MabVax’s Shows Dual-Labeled Antibody Can Detect and Guide Surgical Removal of Pancreatic Cancer

MabVax’s Shows Dual-Labeled Antibody Can Detect and Guide Surgical Removal of Pancreatic Cancer

shutterstock_181860239During the World Molecular Imaging Congress in Seoul, South Korea, MabVax Therapeutics Holdings, Inc. together with the Department of Radiology at Memorial Sloan-Kettering Cancer Center (MSKCC) presented the latest results on MabVax’s investigational antibody HuMab 5B1.

The work, presented by Jacob Houghton, Ph.D. and Jason Lewis, Ph.D. of MSKCC, showed the antibody’s capacity to carry two distinct imaging agents, which significantly improved imaging of pancreatic tumors and allowed more efficient cancer resections.

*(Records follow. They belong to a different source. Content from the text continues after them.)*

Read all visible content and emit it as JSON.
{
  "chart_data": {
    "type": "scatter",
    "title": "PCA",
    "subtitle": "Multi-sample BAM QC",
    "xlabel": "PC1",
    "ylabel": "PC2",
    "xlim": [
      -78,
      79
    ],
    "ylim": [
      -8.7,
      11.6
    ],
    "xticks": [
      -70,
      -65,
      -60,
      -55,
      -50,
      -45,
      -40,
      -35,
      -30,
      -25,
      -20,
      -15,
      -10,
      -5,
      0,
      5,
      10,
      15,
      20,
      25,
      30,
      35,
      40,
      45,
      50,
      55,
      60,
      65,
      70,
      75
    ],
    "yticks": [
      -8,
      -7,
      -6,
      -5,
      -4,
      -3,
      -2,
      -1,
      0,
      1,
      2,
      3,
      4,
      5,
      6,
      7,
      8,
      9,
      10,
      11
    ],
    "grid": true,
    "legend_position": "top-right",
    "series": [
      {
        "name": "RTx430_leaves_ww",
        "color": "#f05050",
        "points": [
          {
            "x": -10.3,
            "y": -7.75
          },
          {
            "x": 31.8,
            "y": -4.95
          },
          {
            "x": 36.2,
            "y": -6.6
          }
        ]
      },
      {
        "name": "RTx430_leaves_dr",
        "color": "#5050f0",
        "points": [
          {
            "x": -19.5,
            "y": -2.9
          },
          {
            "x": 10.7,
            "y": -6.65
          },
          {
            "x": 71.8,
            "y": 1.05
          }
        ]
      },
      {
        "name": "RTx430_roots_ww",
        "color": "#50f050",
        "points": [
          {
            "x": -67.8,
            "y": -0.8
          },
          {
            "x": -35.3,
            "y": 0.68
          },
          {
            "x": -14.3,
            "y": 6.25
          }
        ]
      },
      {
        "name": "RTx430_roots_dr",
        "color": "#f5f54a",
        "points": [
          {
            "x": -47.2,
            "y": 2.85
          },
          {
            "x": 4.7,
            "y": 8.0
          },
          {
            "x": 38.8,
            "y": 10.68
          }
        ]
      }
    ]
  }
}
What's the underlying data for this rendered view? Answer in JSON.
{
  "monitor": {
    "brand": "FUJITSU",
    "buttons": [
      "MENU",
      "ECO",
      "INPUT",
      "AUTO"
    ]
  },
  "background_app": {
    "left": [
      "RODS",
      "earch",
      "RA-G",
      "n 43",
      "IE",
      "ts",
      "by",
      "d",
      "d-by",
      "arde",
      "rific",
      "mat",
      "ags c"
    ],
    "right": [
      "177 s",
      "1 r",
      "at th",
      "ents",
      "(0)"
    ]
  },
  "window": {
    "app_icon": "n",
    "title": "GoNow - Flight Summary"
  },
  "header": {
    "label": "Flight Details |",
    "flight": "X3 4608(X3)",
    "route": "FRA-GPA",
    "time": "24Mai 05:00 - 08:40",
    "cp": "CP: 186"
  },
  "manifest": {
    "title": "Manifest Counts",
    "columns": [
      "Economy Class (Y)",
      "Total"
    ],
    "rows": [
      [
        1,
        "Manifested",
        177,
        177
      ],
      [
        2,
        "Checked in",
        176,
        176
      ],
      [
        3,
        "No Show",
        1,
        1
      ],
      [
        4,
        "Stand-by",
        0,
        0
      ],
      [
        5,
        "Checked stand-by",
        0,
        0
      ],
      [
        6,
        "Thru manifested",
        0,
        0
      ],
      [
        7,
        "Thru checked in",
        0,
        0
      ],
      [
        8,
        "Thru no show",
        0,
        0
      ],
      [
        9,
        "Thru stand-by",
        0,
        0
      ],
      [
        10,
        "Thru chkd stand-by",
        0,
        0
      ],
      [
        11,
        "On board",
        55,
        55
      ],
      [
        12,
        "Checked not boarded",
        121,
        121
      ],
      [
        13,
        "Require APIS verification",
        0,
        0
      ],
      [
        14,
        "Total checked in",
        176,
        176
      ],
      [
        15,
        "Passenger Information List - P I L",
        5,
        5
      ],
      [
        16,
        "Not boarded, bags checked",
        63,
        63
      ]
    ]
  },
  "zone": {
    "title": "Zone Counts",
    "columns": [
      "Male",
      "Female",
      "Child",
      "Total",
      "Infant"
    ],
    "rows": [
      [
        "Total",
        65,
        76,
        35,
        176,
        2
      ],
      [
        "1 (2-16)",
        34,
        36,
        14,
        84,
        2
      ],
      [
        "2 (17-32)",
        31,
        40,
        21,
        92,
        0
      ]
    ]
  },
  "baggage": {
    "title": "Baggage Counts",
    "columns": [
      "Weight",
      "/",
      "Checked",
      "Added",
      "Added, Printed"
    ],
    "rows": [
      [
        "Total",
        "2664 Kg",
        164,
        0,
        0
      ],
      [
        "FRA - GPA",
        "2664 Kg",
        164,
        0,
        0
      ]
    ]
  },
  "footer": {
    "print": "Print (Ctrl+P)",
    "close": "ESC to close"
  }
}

HuMab 5B1 is a fully humanized antibody that was retrieved from patients who were being cancer-vaccinated at MSKCC, and has entered its manufacturing phase so clinical supplies can be produced for a planned Phase 1 program that will begin in the second half of 2015.

This antibody has shown impressive results, specifically as a cytotoxic cancer agent in animal models of different types of cancer, such as pancreatic, colon, and small cell lung cancer.

HuMab 5B1 can be radiolabeled to become a PET imaging agent. So far, research results have shown it can deliver high image resolution of tumors in animal models.

In the work presented during the meeting, HuMab 5B1 was conjugated with a near-infrared fluorescent agent (NIRF) for optical imaging and desferrioxamine (DFO) for PET imaging. The researchers observed that each individual construct was successful in illuminating the targeted tumors. Furthermore, a dual-labeled construct that could combine both modalities into a single build was designed, yielding high-resolution PET images of tumors, along with respective metastases. Furthermore, it also enhanced tumor imaging during resection in animal models of pancreatic cancer.

“With five-year survival rates in pancreatic cancer of only 5% and more than half of all patients initially diagnosed already having metastatic disease, the difficulties in identifying distant metastases that often go undetected as well as problems defining tumor margins during resection are both major concerns that affect outcomes for pancreatic cancer patients.  This study showed favorable results for the dual labeled antibody in detecting human pancreatic cancer cells in the animal model,” J. David Hansen, President and CEO of the Company, said in a press release.

These results demonstrate the potential of HuMab 5B1 as an imaging agent that can help improve diagnosis, staging, and resection of pancreatic cancer.